Bugün hıdırellez ya hani yıllar önce yaptığım gibi resim yaptım yine dileklerimi çizdim bahçedeki gülün dibine koydum. Görsen yine çok dalga geçersin. Ekin de yaptı aynısını. Çocuk işte bir de ekini biliyorsun obur. Sen gittin gideli iyice oburlaştı. Her neyse sıpa burger king çizmiş gözüm kaydı gülümsedim. Gömdükten sonra dedim ki sabah kalkınca bir bakmışız bir burger menü duruyor orada tam gülecekken bir de babam dedi. Bir de babam çıkmış gelmiş. Yüzüm dondu. Ama ben korkarım bir an dedim, ben sevinirim dedi. Ekin ilk defa senden konuştu baba. Şimdi gerçekten ağlıyorum gülümseyemeden..
15.3.14
Kanım Daha Kırmızı Akıyor
Kanım daha kırmızı akıyor şimdi. Çırılçıplak ve havada uzanıyorum. O sihirbazın yoktan var ettiği, kaybedip bulduğu ve ayaklarını yerden kestiği kadınım ben. Havaya sırtüstü çırçıplak uzanmışım. İkiye ayırsa bedenimi ölmem yalnız o birleştirir beni. Kanım daha kırmızı akıyor saçlarım daha kırmızı ve dökülüyor aşağı. Kanım daha kırmızı akıyor, doğanın sesi daha güzel, rüzgar belimi kavrıyor ve yapraklar değiyor boynuma. Abra kadabra demiyor sihirbaz iki dize dökülüyor dudaklarından, içim titriyor yükseliyorum. Kanım daha kırmızı akıyor ve gözlerim inadına açık. Kıvranıyorum ve gözlerim inadına açık. Hiçbir tanrıya inanamam kendi içimde böyle doğduktan sonra, kendime böylesine inandıktan sonra. Ve tanrılar affetmeli kendini. Affedip insana dönmeli yüzünü. Affedip kırmızı olmalı. Daha kırmızı akmalı kanları. Kanım daha kırmızı akıyor. Parmak uçlarımda uyanan doğa sihirbaza dokunuyor, gülücük kokuyor dudaklarım, çam sakızı gülücükler.
10.1.14
Sınır
Tahammül edemiyorsam artık varlıklarına ve sığlıklarına uzaklasma vaktim gelmiş olmalı ya da prozac.
Aslında 'geçme nadan kapısından o hanede dost bulunmaz. '
Aslında 'geçme nadan kapısından o hanede dost bulunmaz. '
6.1.14
2014 Ve Ben
Bir adam tanıyorum.
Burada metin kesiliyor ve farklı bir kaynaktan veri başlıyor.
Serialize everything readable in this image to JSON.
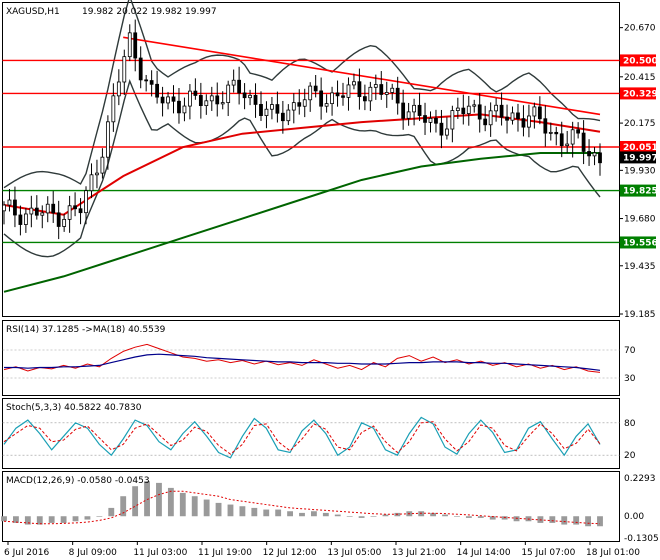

Yıllar önce yılbaşı dedikleri günde açmış gözlerini ve tüm dünya, neredeyse tüm dünya 2013e hoşgeldin derken usulca terketmiş dünyayı. Masmavi gözleri olan bir adam, pırıl pırıl bakan, en çok da bana bakarken gözleri parlayan adam, beni herkesten çok seven ve herkesten çok sevdiğim adam. En çok kızdığım, en iyi anladığım, en çok özlediğim, en uzağa kaçtığım, beni ben yapan. Sesini, huylarını, konuşmasını, inceliğini, kabalığını, tüm karakterini bir bir bana işleyen adam. 1 yıl oldu. 1 yıl. Kimsecikler yokluğunda yarım kalmadı. Tüm dünya neredeyse tüm dünya 1. Yıldönümü eğlenerek geçirdi. Herkes hayatına devam ediyor baba. Bir ben mi böyle yarım kaldım? Seni anlıyorum, düzeni anlıyorum, her şey olması gerektiği gibiydi. İnsanlar doğdu yaşadı ve öldü. Ölenle ölünmedi. Ölmeye çalıştı belki de ölemedi. Mezarın, çiçeklerin, toprağın, fotoğrafların ve deniz ve ben. Sana ulaşmak için dokunuyorum bunlara. Sen şimdi dünyaya karıştın ya dünyaya dokunuyorum hissedebilmek için. Bazen öylesine ihtiyaç duyuyorum ki sana kaşlarım ağırlaşıyo, burnum sızlıyo. Öyle ağır sızlıyo ki nefes alamıyorum. Alışamıyorum.
2014 ve ben
2014 için kendimden beklediklerim listesinin başına kimsenin beni yargılamasına izin vermeyeceğimi yazdım. Bir insan niçin yargılanmaktan bunca korkar? Herkesin seveceği sevdiği insan olmak niçin bu kadar önemli? Mümkün olmayan bir şey için ne bu çaba? Karakterimde sivrilen huylarım var ve siz bunlardan hoşlanmıyorsunuz diye onları gizleyemem. Onlardan nefret etmeyi ise bir daha asla düşünmem. Ben kendim için benim. Ben istemedikçe kimse buna karışamaz! Hah! Nasıl dolmuşum be.